What’s Going On With Kansas?*


It was one of those things that a only a political scientist with some background in congressional politics would notice: On January 29, 2014, the entire House delegation from Kansas – four Republicans – were among the 63 House Republicans who voted against final passage of the Federal Agriculture Reform and Risk Management Act of 2013, more commonly known as the Farm Bill.

For most of you this fact might not raise an eyebrow, but for me it said volumes about the relative clout – the absence of it, actually – of the nation’s farm bloc even in a state so synonymous with agriculture that its official state seal has a farmer tilling the land. Legislators from states like Kansas always voted on the farm bill, even if they disagreed with some of its provisions along the path to final enactment, if for no other reason than to align their final vote with the economic interests of their constituents – farmers, and those whose livelihoods depended on a strong farm economy.

This is where the 2014 vote spoke volumes about the farm bloc, and about the locus of power in today’s Republican Party. First, all four of the state’s House members have served only since 2008, and three were first elected in 2010. As such, the Kansas House delegation aptly reflects the “Tea Party” movement that has reshaped the Republican Party in recent years.

Members of Congress usually are strategic in their voting. Yet, despite their comparative newness in the House, none of the four Kansans seemed to worry that a negative vote on the Farm Bill would hurt them at home. A look at the 2012 election suggests why: only one of the four got less than 60% of the vote at the same time that their districts went safely for Mitt Romney. So all four are solid Republican seats.

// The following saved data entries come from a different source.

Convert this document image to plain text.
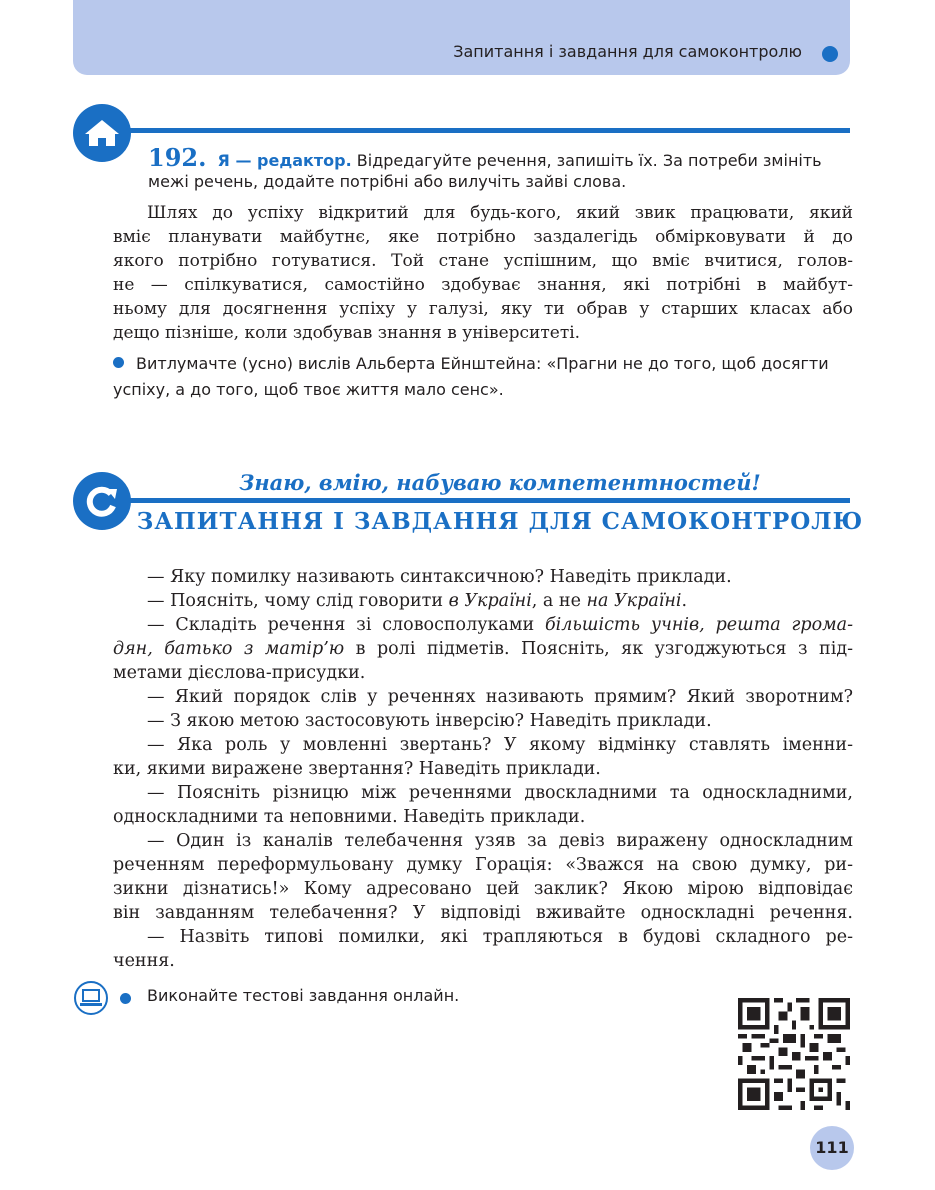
Запитання і завдання для самоконтролю
192. Я — редактор. Відредагуйте речення, запишіть їх. За потреби змініть
межі речень, додайте потрібні або вилучіть зайві слова.
Шлях до успіху відкритий для будь-кого, який звик працювати, який
вміє планувати майбутнє, яке потрібно заздалегідь обмірковувати й до
якого потрібно готуватися. Той стане успішним, що вміє вчитися, голов-
не — спілкуватися, самостійно здобуває знання, які потрібні в майбут-
ньому для досягнення успіху у галузі, яку ти обрав у старших класах або
дещо пізніше, коли здобував знання в університеті.
Витлумачте (усно) вислів Альберта Ейнштейна: «Прагни не до того, щоб досягти
успіху, а до того, щоб твоє життя мало сенс».
Знаю, вмію, набуваю компетентностей!
ЗАПИТАННЯ І ЗАВДАННЯ ДЛЯ САМОКОНТРОЛЮ
— Яку помилку називають синтаксичною? Наведіть приклади.
— Поясніть, чому слід говорити в Україні, а не на Україні.
— Складіть речення зі словосполуками більшість учнів, решта грома-
дян, батько з матір’ю в ролі підметів. Поясніть, як узгоджуються з під-
метами дієслова-присудки.
— Який порядок слів у реченнях називають прямим? Який зворотним?
— З якою метою застосовують інверсію? Наведіть приклади.
— Яка роль у мовленні звертань? У якому відмінку ставлять іменни-
ки, якими виражене звертання? Наведіть приклади.
— Поясніть різницю між реченнями двоскладними та односкладними,
односкладними та неповними. Наведіть приклади.
— Один із каналів телебачення узяв за девіз виражену односкладним
реченням переформульовану думку Горація: «Зважся на свою думку, ри-
зикни дізнатись!» Кому адресовано цей заклик? Якою мірою відповідає
він завданням телебачення? У відповіді вживайте односкладні речення.
— Назвіть типові помилки, які трапляються в будові складного ре-
чення.
Виконайте тестові завдання онлайн.
111
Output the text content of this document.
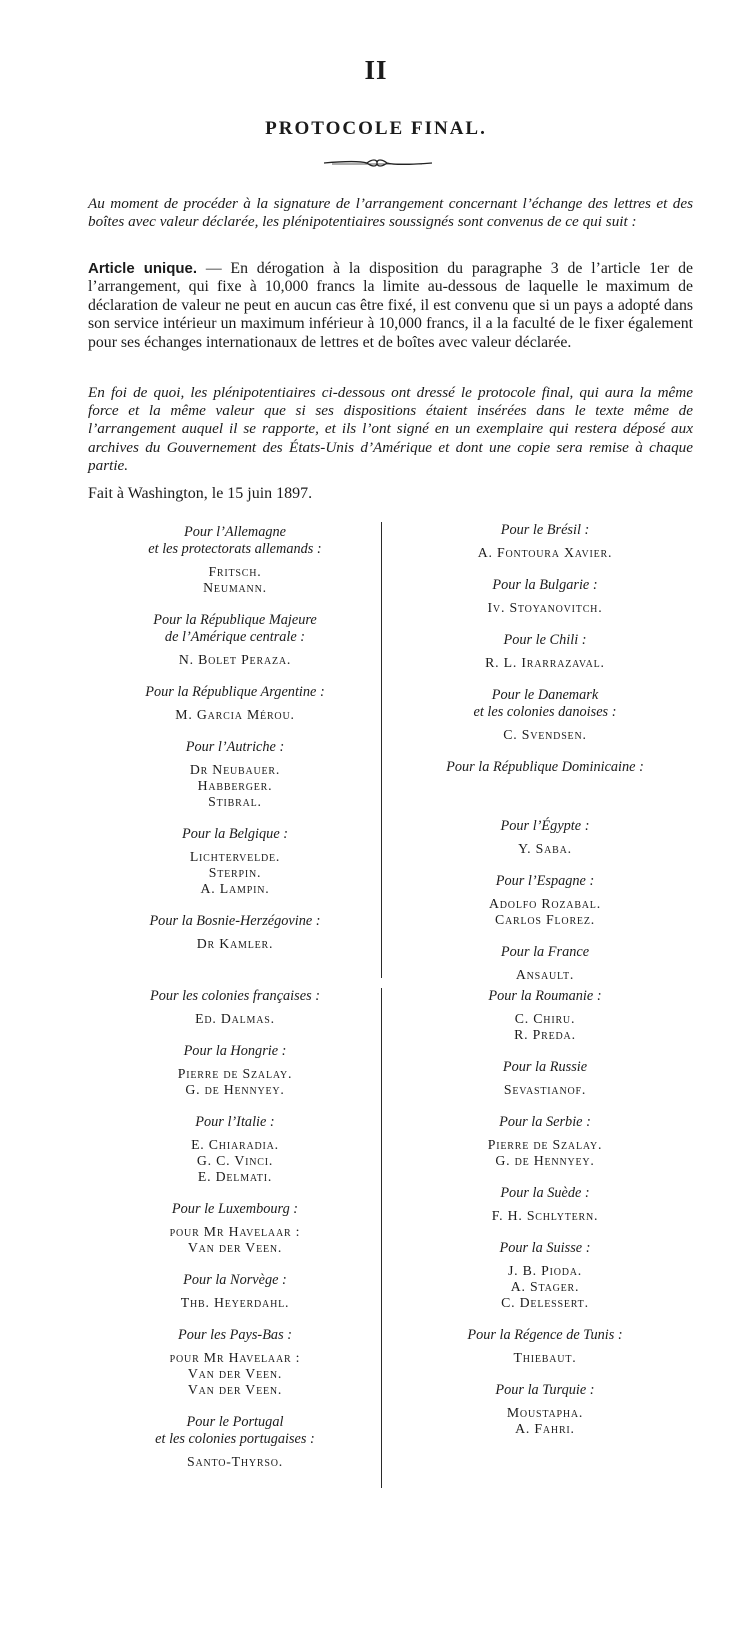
II
PROTOCOLE FINAL.

Au moment de procéder à la signature de l’arrangement concernant l’échange des lettres et des boîtes avec valeur déclarée, les plénipotentiaires soussignés sont convenus de ce qui suit :

Article unique. — En dérogation à la disposition du paragraphe 3 de l’article 1er de l’arrangement, qui fixe à 10,000 francs la limite au-dessous de laquelle le maximum de déclaration de valeur ne peut en aucun cas être fixé, il est convenu que si un pays a adopté dans son service intérieur un maximum inférieur à 10,000 francs, il a la faculté de le fixer également pour ses échanges internationaux de lettres et de boîtes avec valeur déclarée.

En foi de quoi, les plénipotentiaires ci-dessous ont dressé le protocole final, qui aura la même force et la même valeur que si ses dispositions étaient insérées dans le texte même de l’arrangement auquel il se rapporte, et ils l’ont signé en un exemplaire qui restera déposé aux archives du Gouvernement des États-Unis d’Amérique et dont une copie sera remise à chaque partie.

Fait à Washington, le 15 juin 1897.

Pour l’Allemagne
et les protectorats allemands :
Fritsch.
Neumann.
Pour la République Majeure
de l’Amérique centrale :
N. Bolet Peraza.
Pour la République Argentine :
M. Garcia Mérou.
Pour l’Autriche :
Dr Neubauer.
Habberger.
Stibral.
Pour la Belgique :
Lichtervelde.
Sterpin.
A. Lampin.
Pour la Bosnie-Herzégovine :
Dr Kamler.
Pour le Brésil :
A. Fontoura Xavier.
Pour la Bulgarie :
Iv. Stoyanovitch.
Pour le Chili :
R. L. Irarrazaval.
Pour le Danemark
et les colonies danoises :
C. Svendsen.
Pour la République Dominicaine :
Pour l’Égypte :
Y. Saba.
Pour l’Espagne :
Adolfo Rozabal.
Carlos Florez.
Pour la France
Ansault.
Pour les colonies françaises :
Ed. Dalmas.
Pour la Hongrie :
Pierre de Szalay.
G. de Hennyey.
Pour l’Italie :
E. Chiaradia.
G. C. Vinci.
E. Delmati.
Pour le Luxembourg :
pour Mr Havelaar :
Van der Veen.
Pour la Norvège :
Thb. Heyerdahl.
Pour les Pays-Bas :
pour Mr Havelaar :
Van der Veen.
Van der Veen.
Pour le Portugal
et les colonies portugaises :
Santo-Thyrso.
Pour la Roumanie :
C. Chiru.
R. Preda.
Pour la Russie
Sevastianof.
Pour la Serbie :
Pierre de Szalay.
G. de Hennyey.
Pour la Suède :
F. H. Schlytern.
Pour la Suisse :
J. B. Pioda.
A. Stager.
C. Delessert.
Pour la Régence de Tunis :
Thiebaut.
Pour la Turquie :
Moustapha.
A. Fahri.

But it is the composition of those districts that bears closer examination. Despite our common view of Kansans as living on the farm, the four districts are roughly 72% urban in demographic terms. That is, the average Kansan, like the average American, lives in metropolitan areas, not rural towns, and the center of voting power in those four House districts is along the highways surrounding Wichita, Kansas City, and Topeka. In real terms, farmers make up a very small part of these districts’ voting totals.

Fair enough, but what about the symbolic dimension of voting against the Farm Bill? Even if there are relatively few actual farmers left in Kansas given the consolidation of agriculture into fewer and larger operations, agriculture is still a major part of the Kansas economy. By all estimates, the House leadership had the votes to pass the final version of the bill, so why not go along with the majority?

Here is where the ideologies of the four members come into play. My sense is that all four voted against final passage because the farm bill preserved most funding for the Supplemental Nutrition Assistance Program (“food stamps”), which makes up 80% of the Farm Bill’s total spending over five years and is widely seen by conservatives as overly generous and rife with abuse. With comparatively few SNAP recipients in the four districts, few constituents likely pressed them to maintain program spending. Moreover, these members, like their colleagues, were willing to defy the House Speaker and kill the Farm Bill in June 2013 over the issue of SNAP spending. So they felt strongly enough about the issue that they weren’t willing to make a symbolic vote at final passage.

Given the exurban center of voting gravity in their districts, one doubts their votes on the Farm Bill will affect their reelection chances this fall. The interesting question is what they or their colleagues would have done had their votes been needed to assure final passage. Were they willing to sacrifice the commodity programs and other parts of the Farm Bill important to farmers and agribusiness on the basis of ideology? Or has the potency of the farm bloc ebbed so much that even House members from Kansas no longer worry about it on Election Day?

* With apologies to Thomas Frank

The views expressed are those of the author.